First it was Fitbit giving away secret military locations Now it’s Finnish competitor Polar with security issues…
Andrew Liptak – The Verge – Monday, 9 July 2018
Finnish fitness company Polar has temporarily suspended Explore, its global activity map after a pair of reports from De Correspondent and Bellingcat (via ZDNet) pointed out flaws in the app’s privacy settings that made it easy for someone to locate the location data of users, echoing a similar privacy incident with another fitness app earlier this year. It’s a worrying discovery, as one report was able to use the information to locate the names and addresses of thousands of users who appeared to work for military and intelligence services.
Polar is a Finish company that produces a variety of smart devices, including the Polar Balance smart scale, the M600 smartwatch, and M430 running watch, all of which are connect to the company’s fitness app, Polar Flow. The company’s devices work together to record one’s weight and activity, which can appear on a user’s online profile.
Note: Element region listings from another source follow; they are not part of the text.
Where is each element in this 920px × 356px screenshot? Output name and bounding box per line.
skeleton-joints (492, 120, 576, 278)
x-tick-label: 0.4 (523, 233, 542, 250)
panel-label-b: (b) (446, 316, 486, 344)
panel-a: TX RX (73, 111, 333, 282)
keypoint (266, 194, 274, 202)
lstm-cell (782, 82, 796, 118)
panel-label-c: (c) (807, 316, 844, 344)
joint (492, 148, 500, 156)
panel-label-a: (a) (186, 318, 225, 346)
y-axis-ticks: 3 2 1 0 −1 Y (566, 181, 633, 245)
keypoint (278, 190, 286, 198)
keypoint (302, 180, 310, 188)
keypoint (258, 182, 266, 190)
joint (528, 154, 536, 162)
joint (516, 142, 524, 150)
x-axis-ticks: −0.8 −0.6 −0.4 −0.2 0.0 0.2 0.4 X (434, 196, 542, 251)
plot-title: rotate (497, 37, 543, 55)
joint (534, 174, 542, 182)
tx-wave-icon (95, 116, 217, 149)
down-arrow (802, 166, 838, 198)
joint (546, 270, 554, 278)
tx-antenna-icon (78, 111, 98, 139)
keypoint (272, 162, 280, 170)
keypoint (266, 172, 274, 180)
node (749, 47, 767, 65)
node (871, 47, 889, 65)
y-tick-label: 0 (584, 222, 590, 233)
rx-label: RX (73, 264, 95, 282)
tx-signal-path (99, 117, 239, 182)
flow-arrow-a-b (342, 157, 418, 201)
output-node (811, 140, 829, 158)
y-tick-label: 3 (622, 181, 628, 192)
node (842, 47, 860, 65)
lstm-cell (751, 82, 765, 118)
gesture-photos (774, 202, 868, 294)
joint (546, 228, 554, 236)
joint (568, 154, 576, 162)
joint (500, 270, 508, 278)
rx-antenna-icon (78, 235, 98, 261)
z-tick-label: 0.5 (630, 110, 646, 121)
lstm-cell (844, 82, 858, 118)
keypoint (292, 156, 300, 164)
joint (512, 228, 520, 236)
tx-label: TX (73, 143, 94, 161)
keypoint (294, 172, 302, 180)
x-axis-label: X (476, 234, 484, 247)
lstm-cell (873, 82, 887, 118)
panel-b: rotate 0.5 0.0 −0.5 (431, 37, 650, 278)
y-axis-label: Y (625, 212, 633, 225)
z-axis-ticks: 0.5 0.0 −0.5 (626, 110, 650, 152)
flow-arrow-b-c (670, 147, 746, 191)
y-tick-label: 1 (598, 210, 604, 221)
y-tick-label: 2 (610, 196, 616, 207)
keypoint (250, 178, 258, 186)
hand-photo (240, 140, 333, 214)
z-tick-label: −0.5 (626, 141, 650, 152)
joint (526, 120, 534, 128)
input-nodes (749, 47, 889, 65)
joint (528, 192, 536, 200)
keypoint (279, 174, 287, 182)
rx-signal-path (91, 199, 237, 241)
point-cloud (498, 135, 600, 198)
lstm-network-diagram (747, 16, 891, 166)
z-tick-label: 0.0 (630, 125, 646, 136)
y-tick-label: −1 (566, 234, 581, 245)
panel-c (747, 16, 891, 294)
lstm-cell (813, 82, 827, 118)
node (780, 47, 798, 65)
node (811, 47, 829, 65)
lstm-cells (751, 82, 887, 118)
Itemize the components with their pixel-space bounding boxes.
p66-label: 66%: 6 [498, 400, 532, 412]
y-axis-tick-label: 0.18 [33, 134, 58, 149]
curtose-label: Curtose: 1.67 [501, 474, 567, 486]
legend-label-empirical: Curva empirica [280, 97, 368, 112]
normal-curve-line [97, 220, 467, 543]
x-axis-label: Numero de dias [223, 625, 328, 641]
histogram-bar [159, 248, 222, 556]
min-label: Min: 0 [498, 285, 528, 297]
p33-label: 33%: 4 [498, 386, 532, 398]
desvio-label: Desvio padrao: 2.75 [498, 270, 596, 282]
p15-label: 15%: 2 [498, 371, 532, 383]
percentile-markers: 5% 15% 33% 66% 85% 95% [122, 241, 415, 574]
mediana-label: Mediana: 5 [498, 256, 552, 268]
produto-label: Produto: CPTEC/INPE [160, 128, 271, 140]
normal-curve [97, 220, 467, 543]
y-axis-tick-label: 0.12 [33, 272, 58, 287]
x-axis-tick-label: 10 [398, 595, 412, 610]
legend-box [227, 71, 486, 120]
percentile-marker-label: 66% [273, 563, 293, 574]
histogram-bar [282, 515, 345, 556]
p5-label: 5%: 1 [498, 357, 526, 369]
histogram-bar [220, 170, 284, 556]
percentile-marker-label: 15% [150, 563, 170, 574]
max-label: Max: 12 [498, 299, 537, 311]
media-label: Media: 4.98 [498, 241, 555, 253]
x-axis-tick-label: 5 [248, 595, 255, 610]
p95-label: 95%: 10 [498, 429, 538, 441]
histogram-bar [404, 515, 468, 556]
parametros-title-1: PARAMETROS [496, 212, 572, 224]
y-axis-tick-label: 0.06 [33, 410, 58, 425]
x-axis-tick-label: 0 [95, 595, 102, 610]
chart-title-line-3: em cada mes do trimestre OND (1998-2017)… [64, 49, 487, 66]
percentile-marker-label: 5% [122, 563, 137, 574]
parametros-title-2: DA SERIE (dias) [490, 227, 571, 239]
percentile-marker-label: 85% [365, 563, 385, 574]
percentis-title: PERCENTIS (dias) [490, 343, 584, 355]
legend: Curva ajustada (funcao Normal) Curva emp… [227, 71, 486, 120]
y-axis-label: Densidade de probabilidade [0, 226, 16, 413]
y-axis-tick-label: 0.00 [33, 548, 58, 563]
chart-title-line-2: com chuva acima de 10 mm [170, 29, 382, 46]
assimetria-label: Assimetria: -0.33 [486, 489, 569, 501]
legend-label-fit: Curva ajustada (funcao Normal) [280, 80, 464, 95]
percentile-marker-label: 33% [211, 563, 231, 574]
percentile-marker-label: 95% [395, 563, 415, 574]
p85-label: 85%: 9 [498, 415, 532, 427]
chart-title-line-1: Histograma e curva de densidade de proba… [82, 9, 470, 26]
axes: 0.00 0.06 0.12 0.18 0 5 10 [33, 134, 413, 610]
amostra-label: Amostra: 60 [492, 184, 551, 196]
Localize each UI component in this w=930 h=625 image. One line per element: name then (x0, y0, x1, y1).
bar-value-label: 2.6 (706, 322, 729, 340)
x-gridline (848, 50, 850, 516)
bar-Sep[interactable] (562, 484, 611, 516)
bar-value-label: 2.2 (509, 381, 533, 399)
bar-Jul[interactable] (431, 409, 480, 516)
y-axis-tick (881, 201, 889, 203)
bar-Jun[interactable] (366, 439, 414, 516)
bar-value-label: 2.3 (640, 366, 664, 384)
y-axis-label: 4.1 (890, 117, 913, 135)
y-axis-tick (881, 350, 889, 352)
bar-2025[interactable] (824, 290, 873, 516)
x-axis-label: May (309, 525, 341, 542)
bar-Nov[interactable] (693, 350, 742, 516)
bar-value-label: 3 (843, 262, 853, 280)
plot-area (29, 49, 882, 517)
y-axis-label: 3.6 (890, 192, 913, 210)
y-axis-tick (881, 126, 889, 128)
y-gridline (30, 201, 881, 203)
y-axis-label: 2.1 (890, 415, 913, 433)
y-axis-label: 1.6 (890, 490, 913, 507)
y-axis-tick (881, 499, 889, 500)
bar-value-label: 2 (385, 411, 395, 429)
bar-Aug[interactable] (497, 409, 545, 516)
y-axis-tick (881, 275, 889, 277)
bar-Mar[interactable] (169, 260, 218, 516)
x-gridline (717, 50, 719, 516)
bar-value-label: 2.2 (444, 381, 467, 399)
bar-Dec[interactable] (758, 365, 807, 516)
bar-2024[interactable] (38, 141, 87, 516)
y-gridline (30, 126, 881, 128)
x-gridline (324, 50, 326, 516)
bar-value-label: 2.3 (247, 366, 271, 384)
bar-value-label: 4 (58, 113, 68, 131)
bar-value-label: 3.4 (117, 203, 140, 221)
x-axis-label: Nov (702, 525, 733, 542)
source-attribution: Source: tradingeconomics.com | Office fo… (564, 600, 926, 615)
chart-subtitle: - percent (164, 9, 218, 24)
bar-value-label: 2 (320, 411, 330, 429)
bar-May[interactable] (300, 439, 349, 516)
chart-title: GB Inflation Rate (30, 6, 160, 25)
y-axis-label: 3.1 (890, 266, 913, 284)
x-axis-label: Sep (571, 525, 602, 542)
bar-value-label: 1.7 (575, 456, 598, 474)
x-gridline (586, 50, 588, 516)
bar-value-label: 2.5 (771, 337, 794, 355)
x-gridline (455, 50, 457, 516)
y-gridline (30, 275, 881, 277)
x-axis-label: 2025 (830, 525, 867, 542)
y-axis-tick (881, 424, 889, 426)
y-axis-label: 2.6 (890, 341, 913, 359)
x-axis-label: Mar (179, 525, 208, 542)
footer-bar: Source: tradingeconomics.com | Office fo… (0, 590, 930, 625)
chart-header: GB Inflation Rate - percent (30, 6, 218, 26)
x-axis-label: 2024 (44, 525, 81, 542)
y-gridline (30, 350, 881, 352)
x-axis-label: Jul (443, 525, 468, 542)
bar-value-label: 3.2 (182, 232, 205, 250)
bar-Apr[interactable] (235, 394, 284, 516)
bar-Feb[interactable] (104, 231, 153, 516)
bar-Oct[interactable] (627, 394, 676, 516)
Users can have their information included in Explore, but can also opt to have their profiles marked private, which Polar says will prevent the service with sharing that information to third party apps like Facebook.
The joint investigation found that someone could use the data from Polar’s map to locate sensitive military sites, as well as enough information to locate a user’s name and address. User activity was plotted on Explore, including the activities of personnel fighting ISIS in Iraq. But unlike Strava, which was found to simply revealed potentially sensitive location data earlier this year, the reporters were able to dig deeper and locate the names and addresses of Polar users, including military personnel from various military and intelligence agencies around the world.
De Correspondent explains that it found that Polar’s Explore map keeps track of every user’s activity since 2014, and that by using that information, it was able to locate 6,460 users who used the service near sensitive facilities. Because each user was identified with the activity, the reporters were able to use their name and city to cross-reference the information to figure out a user’s home address.
More worrying, De Correspondent notes that Polar Flow had a flaw that allowed them to get information from users who had marked their profiles private and that API didn’t put a cap on the number of requests that someone could make, allowing them to pull up a user’s entire workout history, which they say “made it much easier to determine their home address, where people’s workouts often begin and end.” Bellingcat noted that it was able to scrape Polar’s website for information about specific locations, and gathered up a considerable amount of data.